New Trustee’s Guide to Investments: Rate of ReturnBondBeebe
Larry Beebe, CPA
New trustees can be overwhelmed by the investment knowledge that must be quickly acquired to function effectively in their new roles. This series will provide in-depth information about plan investments to assist new trustees in their fiduciary duty of managing plan assets.
As a new trustee, examining your plan’s investment statements can be confusing. However, proper examination of plan investments is essential to help you understand the financial position of the plan. One of the first items to focus on is rate of return.
Rate of return can be defined as the investment income earned by the investments, divided by the average fair market value of investments for the period being measured. The rate of return is typically expressed on an annual basis. For example, if a portfolio’s rate of return was 4% over a six-month period, the annualized rate of return would be 8% (i.e. 4% x 2). Your plan’s targeted rate of return should be specified in your plan’s investment policy.
In the case of a pension plan, the plan’s actuary must make certain assumptions in determining whether the plan will have sufficient assets over the long term to pay pension benefits to plan participants and beneficiaries. The most significant assumption the actuary makes is the plan’s expected rate of return on an annualized basis. A typical assumed rate of return is in the range of 6.5% to 8% annually. Ask your actuary to explain to plan trustees how the expected annual rate of return was determined.
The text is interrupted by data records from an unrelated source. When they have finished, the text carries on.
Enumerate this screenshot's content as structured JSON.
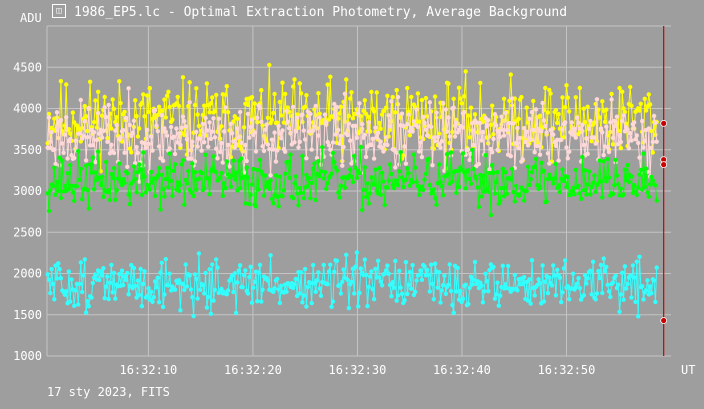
{
  "window": {
    "title": "1986_EP5.lc - Optimal Extraction Photometry, Average Background",
    "icon": "app-logo-icon"
  },
  "footer": {
    "text": "17 sty 2023, FITS"
  },
  "colors": {
    "background": "#9e9e9e",
    "grid": "#c4c4c4",
    "yellow": "#ffff00",
    "pink": "#ffd8d8",
    "green": "#00ff00",
    "cyan": "#33ffff",
    "marker": "#cc0000"
  },
  "chart_data": {
    "type": "scatter",
    "title": "1986_EP5.lc - Optimal Extraction Photometry, Average Background",
    "ylabel": "ADU",
    "xlabel": "UT",
    "ylim": [
      1000,
      5000
    ],
    "yticks": [
      "1000",
      "1500",
      "2000",
      "2500",
      "3000",
      "3500",
      "4000",
      "4500"
    ],
    "xticks": [
      "16:32:10",
      "16:32:20",
      "16:32:30",
      "16:32:40",
      "16:32:50"
    ],
    "x_start": "16:32:00.3",
    "x_end": "16:33:00.0",
    "cursor_time": "16:32:59.3",
    "cursor_values": [
      3820,
      3380,
      3320,
      1430
    ],
    "grid": true,
    "series": [
      {
        "name": "",
        "color": "#ffff00",
        "mean": 3870,
        "sd": 230,
        "samples": 460,
        "seed": 11
      },
      {
        "name": "",
        "color": "#ffd8d8",
        "mean": 3660,
        "sd": 210,
        "samples": 460,
        "seed": 23
      },
      {
        "name": "",
        "color": "#00ff00",
        "mean": 3120,
        "sd": 160,
        "samples": 460,
        "seed": 37
      },
      {
        "name": "",
        "color": "#33ffff",
        "mean": 1870,
        "sd": 150,
        "samples": 460,
        "seed": 51
      }
    ]
  }
}
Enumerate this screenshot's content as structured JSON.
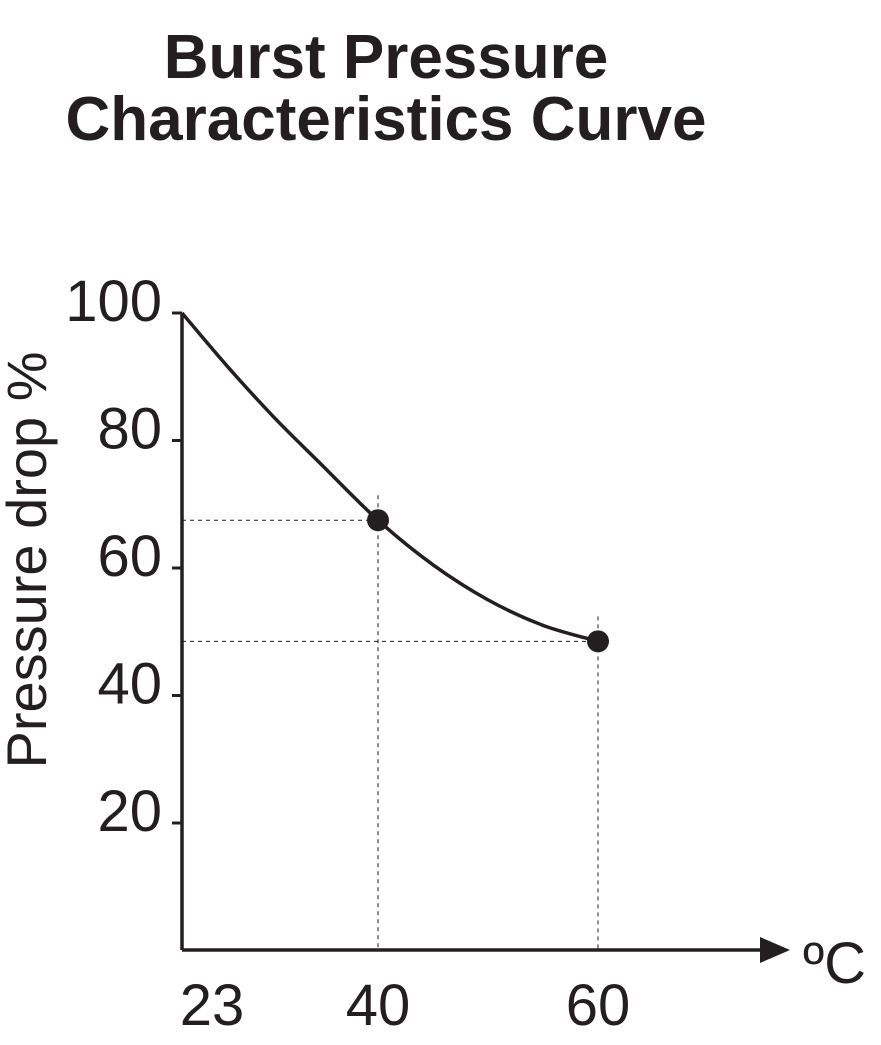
{
  "chart_data": {
    "type": "line",
    "title_lines": [
      "Burst Pressure",
      "Characteristics Curve"
    ],
    "xlabel": "",
    "x_unit": "ºC",
    "ylabel": "Pressure drop %",
    "x_tick_labels": [
      "23",
      "40",
      "60"
    ],
    "y_tick_labels": [
      "100",
      "80",
      "60",
      "40",
      "20"
    ],
    "x_ticks": [
      23,
      40,
      60
    ],
    "y_ticks": [
      100,
      80,
      60,
      40,
      20
    ],
    "grid": false,
    "series": [
      {
        "x": [
          23,
          27,
          31,
          35,
          40,
          45,
          50,
          55,
          60
        ],
        "y": [
          100,
          91.5,
          83.6,
          76.4,
          67.5,
          60.5,
          55,
          51,
          48.5
        ]
      }
    ],
    "markers": [
      {
        "x": 40,
        "y": 67.5
      },
      {
        "x": 60,
        "y": 48.5
      }
    ],
    "colors": {
      "ink": "#231f20"
    }
  }
}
Actual rates of return should be calculated on your plan’s total portfolio and by subcategories such as by type of assets and by investment manager. Rates of return are typically calculated on a monthly, quarterly, annual year-to-date and one, three, five, and ten year periods.
How do you know whether the plan’s investments are performing well? Rates of return earned are compared to the returns earned by appropriate indices (e.g. Dow Jones Industrial Average, S&P 500 Index). Custodians or investment consultants can also provide benchmark figures, which should also be compared to the plan’s rate of return in order to determine if your plan’s returns are better or worse compared to others that have a similar approach or strategy.
We recommend that you review this information often. Your plan’s actuary should review this information with you annually to determine whether your plan is on the right track to meeting its investment objectives.